Yeme içmeden tutun kılık kıyafet ve müzik kültürümüzün yıllar içerisinde nasıl dejenere olduğunu dikkate aldığımızda,bunun bir rastlantı değil aslında dijital bir kandırmaca olduğunu anlamak,bütün bunların tesadüften ibaret olmadığının farkına varmak zor olmasa gerek.Gençlerin sürekli kafası meşgul olsun,düşünürler,tasarlarlar ve yaratırlar diye tüm zamanları sosyal medya ve diğer unsurlarda alıkoyulsun tuzağı tıkır tıkır işliyor.Gençlere özgür olduğunu zannettiren fakat sanal zincirlerle her tarafını bağlamış korkunç bir sistem…Tercih tahmin algoritmalarıyla her geçen an ekran başına daha maruz bırakılıyorlar.Sanal kimlikler,sanal başarılar ve sanal arkadaş paylaşımları ile gerçek kimliklerinden gittikçe uzaklaştırılıyorlar.Hele işin içine bir de yapay zeka girdi ki sormayın gitsin.Gerçek ile fake yani sahte arasındaki farkı ayırt etmek çok zor.Maalesef gençlerimiz sanal bir sisin içerisinde ve göz gözü görmüyor.

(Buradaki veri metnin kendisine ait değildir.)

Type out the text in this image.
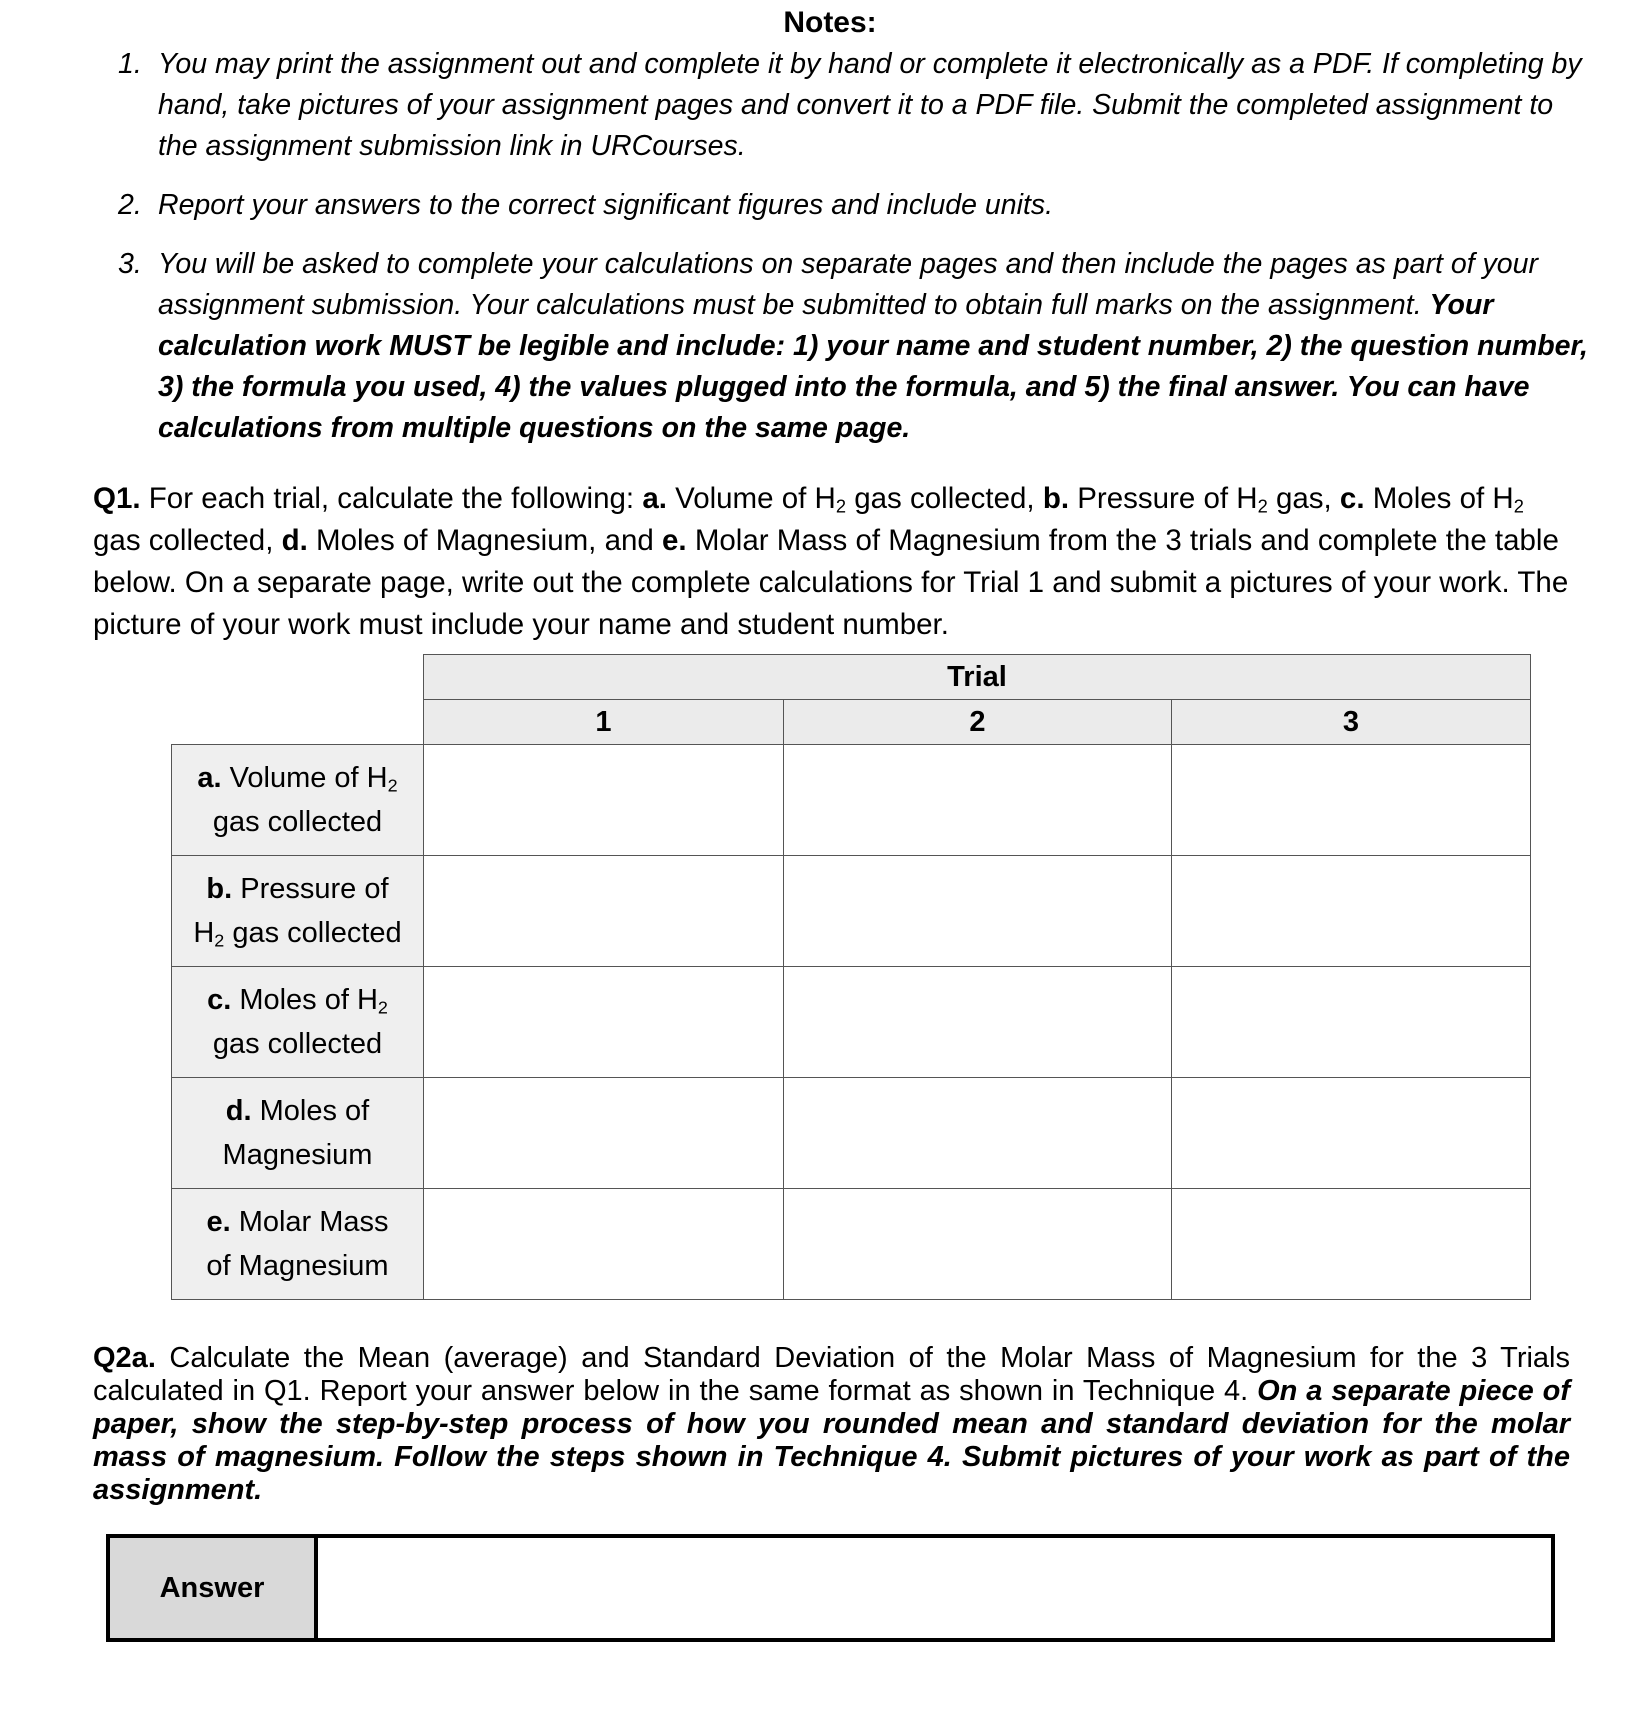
Notes:
1. You may print the assignment out and complete it by hand or complete it electronically as a PDF. If completing by hand, take pictures of your assignment pages and convert it to a PDF file. Submit the completed assignment to the assignment submission link in URCourses.
2. Report your answers to the correct significant figures and include units.
3. You will be asked to complete your calculations on separate pages and then include the pages as part of your assignment submission. Your calculations must be submitted to obtain full marks on the assignment. Your calculation work MUST be legible and include: 1) your name and student number, 2) the question number, 3) the formula you used, 4) the values plugged into the formula, and 5) the final answer. You can have calculations from multiple questions on the same page.
Q1. For each trial, calculate the following: a. Volume of $H_2$ gas collected, b. Pressure of $H_2$ gas, c. Moles of $H_2$ gas collected, d. Moles of Magnesium, and e. Molar Mass of Magnesium from the 3 trials and complete the table below. On a separate page, write out the complete calculations for Trial 1 and submit a pictures of your work. The picture of your work must include your name and student number.
	Trial		
	1	2	3
a. Volume of $H_2$
gas collected			
b. Pressure of
$H_2$ gas collected			
c. Moles of $H_2$
gas collected			
d. Moles of
Magnesium			
e. Molar Mass
of Magnesium			
Q2a. Calculate the Mean (average) and Standard Deviation of the Molar Mass of Magnesium for the 3 Trials calculated in Q1. Report your answer below in the same format as shown in Technique 4. On a separate piece of paper, show the step-by-step process of how you rounded mean and standard deviation for the molar mass of magnesium. Follow the steps shown in Technique 4. Submit pictures of your work as part of the assignment.
Answer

Sahi umut var mı? Umudun olabilmesi için ortaya uygulanabilir somut hedeflerin koyulması lazım.Mesela neden dijital okuryazarlık eğitim-öğretim müfredatında yok? Teknolojinin esiri olmayan bilinçli bir nesil yetiştirmek için önce onları sanal dünyaya adım atmadan eğitmek doğru değil mi? İşin aslı gerçek özgürlük,teknolojik araçları bilinçli kullanmaktan geçiyor,ama bunun bilincinde kimler var?